- Directed by: Román Viñoly Barreto
- Written by: Alberto Etchebehere, Román Viñoly Barreto
- Starring: Olga Zubarry Roberto Escalada Nelly Panizza
- Cinematography: Aníbal González Paz
- Edited by: Jorge Gárate, Higinio Vecchione
- Music by: Juan Ehlert
- Release date: 1953;
- Running time: 80 minutes
- Country: Argentina
- Language: Spanish

= The Black Vampire =

The Black Vampire (El vampiro negro) is a 1953 Argentine film noir of the classical era directed by Román Viñoly Barreto, starring Olga Zubarry and Roberto Escalada.
It is inspired by Fritz Lang's M.

==Plot==
Amalia, a glamorous nightclub singer, witnesses, through a small barred window in her basement dressing room, the figure of a man dumping a small body into a storm drain in the alley behind the nightclub. The man, nicknamed the vampire serial killer by police, has been murdering little girls and disposing of their bodies without leaving a trace of his own identity. Government Prosecutor Dr. Bernard questions Amalia and she falsely denies having seen anything; if her occupation as a nightclub singer (a less-than-respectable job) is exposed, she could be deprived custody of her daughter. A merchant seaman seen furtively hiding in the dark environs of the crime is arrested as the first suspect, but he is merely an adulterer having an affair with a married woman. Dr. Bernard realizes he is not the guilty party.

In the meantime, a peculiarly shy, self-effacing language teacher, Professor Ulber, who is always dressed in a black overcoat, is seen stalking a little girl. He disables the elevator in her apartment building and catches her on the stairs and kills her. The police set a trap for the killer by staking out a little girl on a sidewalk while they watch from a nearby car. The Professor, though tempted by this bait, narrowly evades it. By coincidence, however, the Professor is an admirer of Cora, one of Amalia’s co-workers at the nightclub, whom the Professor frequently visits, but only to stare at her because he is pathologically inhibited, and Cora merely tolerates while ridiculing him, which aggravates his deviant lust for children’s blood.
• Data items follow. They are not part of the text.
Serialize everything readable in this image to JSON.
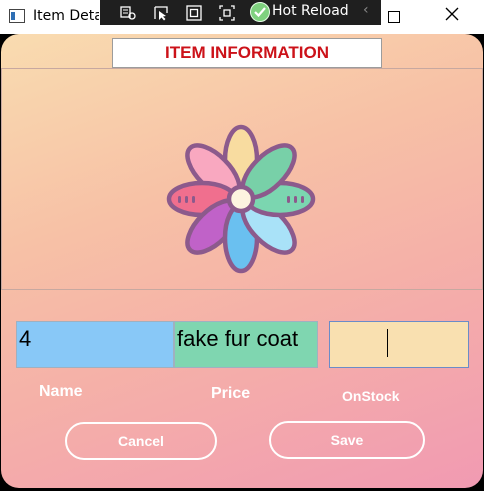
{
  "window": {
    "title": "Item Deta"
  },
  "devtools": {
    "hot_reload_label": "Hot Reload"
  },
  "form": {
    "heading": "ITEM INFORMATION",
    "name_value": "4",
    "price_value": "fake fur coat",
    "stock_value": "",
    "labels": {
      "name": "Name",
      "price": "Price",
      "stock": "OnStock"
    }
  },
  "buttons": {
    "cancel": "Cancel",
    "save": "Save"
  },
  "colors": {
    "heading": "#cc1219",
    "name_field": "#88c8f7",
    "price_field": "#7fd6b0",
    "stock_field": "#f9e0b0"
  },
  "icons": [
    "app-icon",
    "live-visual-tree-icon",
    "select-element-icon",
    "display-layout-adorners-icon",
    "track-focus-icon",
    "hot-reload-check-icon",
    "chevron-left-icon",
    "maximize-icon",
    "close-icon",
    "flower-image"
  ]
}
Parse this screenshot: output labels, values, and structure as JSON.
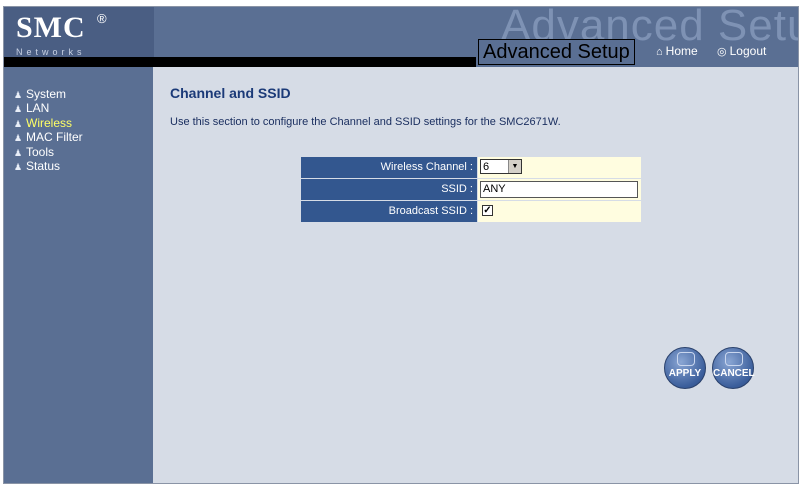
{
  "header": {
    "logo": "SMC",
    "logo_reg": "®",
    "logo_sub": "Networks",
    "watermark": "Advanced Setup",
    "title": "Advanced Setup",
    "home_label": "Home",
    "logout_label": "Logout",
    "home_icon": "home-icon",
    "logout_icon": "logout-icon"
  },
  "sidebar": {
    "items": [
      {
        "label": "System"
      },
      {
        "label": "LAN"
      },
      {
        "label": "Wireless",
        "active": true
      },
      {
        "label": "MAC Filter"
      },
      {
        "label": "Tools"
      },
      {
        "label": "Status"
      }
    ],
    "active_color": "#ffff66"
  },
  "main": {
    "title": "Channel and SSID",
    "description": "Use this section to configure the Channel and SSID settings for the SMC2671W.",
    "form": {
      "channel_label": "Wireless Channel :",
      "channel_value": "6",
      "ssid_label": "SSID :",
      "ssid_value": "ANY",
      "broadcast_label": "Broadcast SSID :",
      "broadcast_checked": true
    },
    "buttons": {
      "apply": "APPLY",
      "cancel": "CANCEL"
    }
  },
  "colors": {
    "sidebar": "#5a6f93",
    "label_cell": "#33578f",
    "value_cell": "#fffde0",
    "page_bg": "#d6dce6"
  }
}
Dr. Bernard, the Prosecutor, is very solicitous of his wheelchair-using wife, who exhibits the virtues of a saint. He is sexually frustrated, and when he questions Amalia again because he is sure she lied to him, he cannot resist the opportunity to seize and kiss her, although Amalia rebuffs him. Amalia does, however, admit to Dr. Bernard that she saw the vampire through her window and explains to him why she did not want to become involved. The police suspect that the owner of the nightclub, Gastón, has returned to trafficking in narcotics, and they stage a raid of his club in which he is shot and killed and the club is closed. Out of a job, Amalia brings her daughter home from school and one afternoon leaves her with Cora while she departs on an errand.
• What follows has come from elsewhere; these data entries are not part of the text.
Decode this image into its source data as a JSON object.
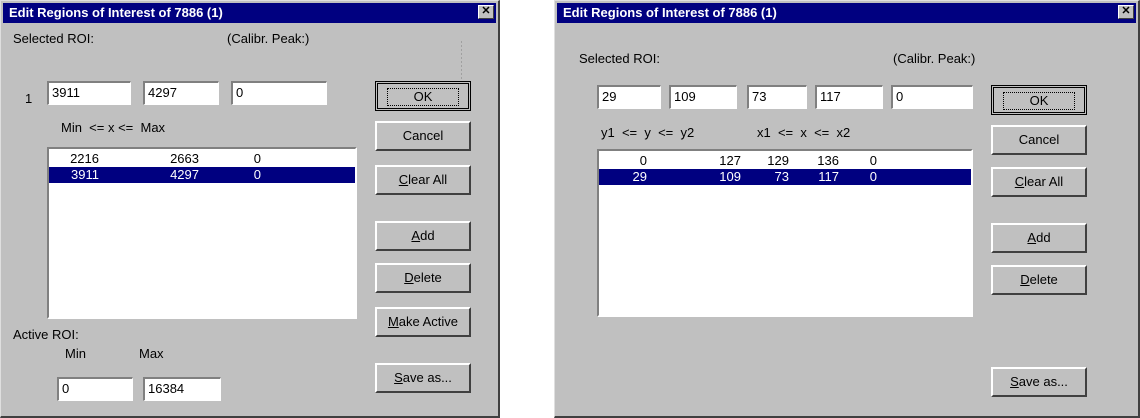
{
  "dialog1": {
    "title": "Edit Regions of Interest of 7886 (1)",
    "selected_roi_label": "Selected ROI:",
    "calibr_label": "(Calibr. Peak:)",
    "row_index": "1",
    "min_value": "3911",
    "max_value": "4297",
    "calibr_value": "0",
    "range_caption": "Min  <= x <=  Max",
    "rows": [
      {
        "c1": "2216",
        "c2": "2663",
        "c3": "0"
      },
      {
        "c1": "3911",
        "c2": "4297",
        "c3": "0"
      }
    ],
    "active_roi_label": "Active ROI:",
    "active_min_label": "Min",
    "active_max_label": "Max",
    "active_min_value": "0",
    "active_max_value": "16384",
    "buttons": {
      "ok": "OK",
      "cancel": "Cancel",
      "clear_all": "Clear All",
      "add": "Add",
      "delete": "Delete",
      "make_active": "Make Active",
      "save_as": "Save as..."
    }
  },
  "dialog2": {
    "title": "Edit Regions of Interest of 7886 (1)",
    "selected_roi_label": "Selected ROI:",
    "calibr_label": "(Calibr. Peak:)",
    "y1_value": "29",
    "y2_value": "109",
    "x1_value": "73",
    "x2_value": "117",
    "calibr_value": "0",
    "y_caption": "y1  <=  y  <=  y2",
    "x_caption": "x1  <=  x  <=  x2",
    "rows": [
      {
        "c1": "0",
        "c2": "127",
        "c3": "129",
        "c4": "136",
        "c5": "0"
      },
      {
        "c1": "29",
        "c2": "109",
        "c3": "73",
        "c4": "117",
        "c5": "0"
      }
    ],
    "buttons": {
      "ok": "OK",
      "cancel": "Cancel",
      "clear_all": "Clear All",
      "add": "Add",
      "delete": "Delete",
      "save_as": "Save as..."
    }
  },
  "selected_row_index": 1,
  "colors": {
    "titlebar": "#000080",
    "dialog_face": "#c0c0c0",
    "selection": "#000080"
  }
}
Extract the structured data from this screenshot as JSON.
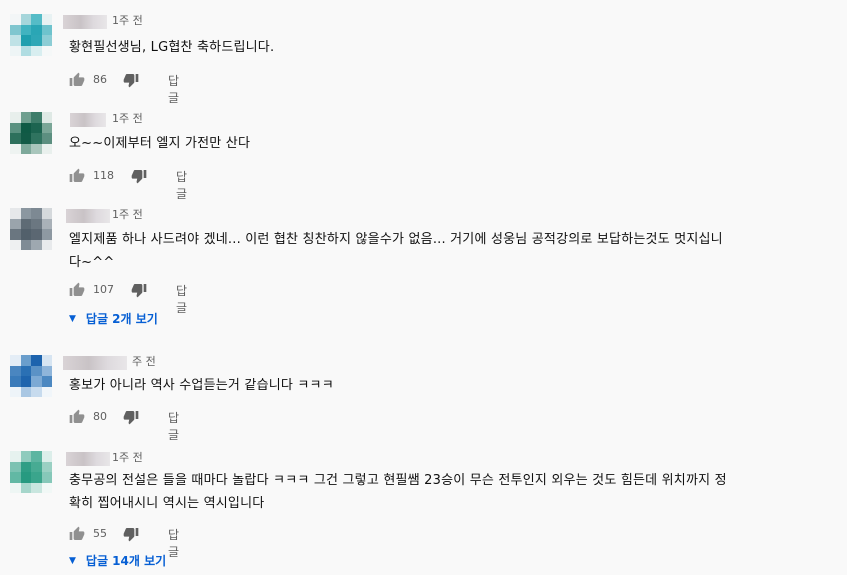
{
  "comments": [
    {
      "time": "1주 전",
      "text": "황현필선생님, LG협찬 축하드립니다.",
      "likes": "86",
      "reply_label": "답글",
      "avatar_colors": [
        "#f3f6f7",
        "#a6d6db",
        "#55bcc7",
        "#e8f2f3",
        "#7fc6cf",
        "#41b3c0",
        "#2aa6b5",
        "#6ec3cd",
        "#bfe2e6",
        "#1e9fae",
        "#2ea7b6",
        "#8ccdd5",
        "#eef5f6",
        "#b0dde2",
        "#d8eef0",
        "#f5f8f8"
      ]
    },
    {
      "time": "1주 전",
      "text": "오~~이제부터 엘지 가전만 산다",
      "likes": "118",
      "reply_label": "답글",
      "avatar_colors": [
        "#e8efec",
        "#6f9f8f",
        "#3e7d6a",
        "#dfe9e5",
        "#5a9180",
        "#0f5a45",
        "#1c6450",
        "#7aa697",
        "#2d705c",
        "#125a46",
        "#2f735f",
        "#5c8f80",
        "#eef3f1",
        "#7ea99b",
        "#a9c6bc",
        "#e9f0ed"
      ]
    },
    {
      "time": "1주 전",
      "text": "엘지제품 하나 사드려야 겠네... 이런 협찬 칭찬하지 않을수가 없음... 거기에 성웅님 공적강의로 보답하는것도 멋지십니\n다~^^",
      "likes": "107",
      "reply_label": "답글",
      "replies_label": "답글 2개 보기",
      "avatar_colors": [
        "#e6e8ea",
        "#8b97a0",
        "#7d8993",
        "#d5d9dc",
        "#9aa4ac",
        "#5e6b75",
        "#6b7781",
        "#a9b1b8",
        "#6a7680",
        "#52606b",
        "#5b6772",
        "#8e99a2",
        "#eef0f1",
        "#7f8b95",
        "#9ea8b0",
        "#e8eaec"
      ]
    },
    {
      "time": "주 전",
      "text": "홍보가 아니라 역사 수업듣는거 같습니다 ㅋㅋㅋ",
      "likes": "80",
      "reply_label": "답글",
      "avatar_colors": [
        "#e4edf6",
        "#6a9ecc",
        "#1d63ad",
        "#d7e5f2",
        "#4a86c0",
        "#2a70b4",
        "#5b92c6",
        "#8fb5da",
        "#3a7bba",
        "#1e64ad",
        "#7ca9d4",
        "#4c88c1",
        "#eef4f9",
        "#a9c7e3",
        "#c7dbee",
        "#f1f6fa"
      ]
    },
    {
      "time": "1주 전",
      "text": "충무공의 전설은 들을 때마다 놀랍다 ㅋㅋㅋ 그건 그렇고 현필쌤 23승이 무슨 전투인지 외우는 것도 힘든데 위치까지 정\n확히 찝어내시니 역시는 역시입니다",
      "likes": "55",
      "reply_label": "답글",
      "replies_label": "답글 14개 보기",
      "avatar_colors": [
        "#e6f2ef",
        "#8fcbbd",
        "#5db5a1",
        "#dceeea",
        "#7cc2b2",
        "#2f9e85",
        "#47ab93",
        "#9ad0c3",
        "#62b8a4",
        "#279a80",
        "#3aa58c",
        "#86c8b9",
        "#eef6f4",
        "#a6d6cb",
        "#c9e6df",
        "#f1f8f6"
      ]
    }
  ]
}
It is at this point that Professor Ulber, the vampire, comes to visit Cora, who, not realizing that Ulber is the vampire, gets rid of him by telling him to take Amalia’s daughter out for a walk, during which Ulber takes her on rides at an amusement park, creating suspense that he may kill her too. Ulber has a habit of whistling a tune that he was heard whistling by some homeless street beggars while escorting one of the little girls he is going to kill. The tune, not identified in the film, is one of the numbers from the Norwegian composer Edvard Grieg’s Peer Gynt Suite, “The Hall of the Mountain King.” One of the street beggars, a Norwegian, recognizes it, and when he hears it again while Ulber is walking by with Amalia’s daughter, he sounds the alarm and all the beggars as well as the police chase and catch Ulber, rescuing Amalia’s daughter in the process. Unlike the dénouement in the film “M” (which inspired this film), in which the outcome of the serial killer’s trial is left untold, Ulber is sentenced to death, by hanging.

==Cast==
- Olga Zubarry as Amalia / Rita
- Roberto Escalada as Dr. Bernard
- Nathán Pinzón as Teodoro Ulber, 'El profesor'
- Nelly Panizza as Cora
- Georges Rivière as Presunto culpable
- Pascual Pelliciota as Gastón
- Gloria Castilla as Sra. Bernard
- Mariano Vidal Molina as Lange
- Mathilde García Lange
- Enrique Fava as El noruego
- Ricardo Argemí as Juez
- Absalón Bernal
- Emma Bernal as Srta. Fermina
- Lucía Besse
- Alberto Barcel as defense lawyer

==Reception==

This adaptation of Fritz Lang’s M is highly regarded but not widely known. The Film Noir Foundation regards it as “extraordinary in every respect.”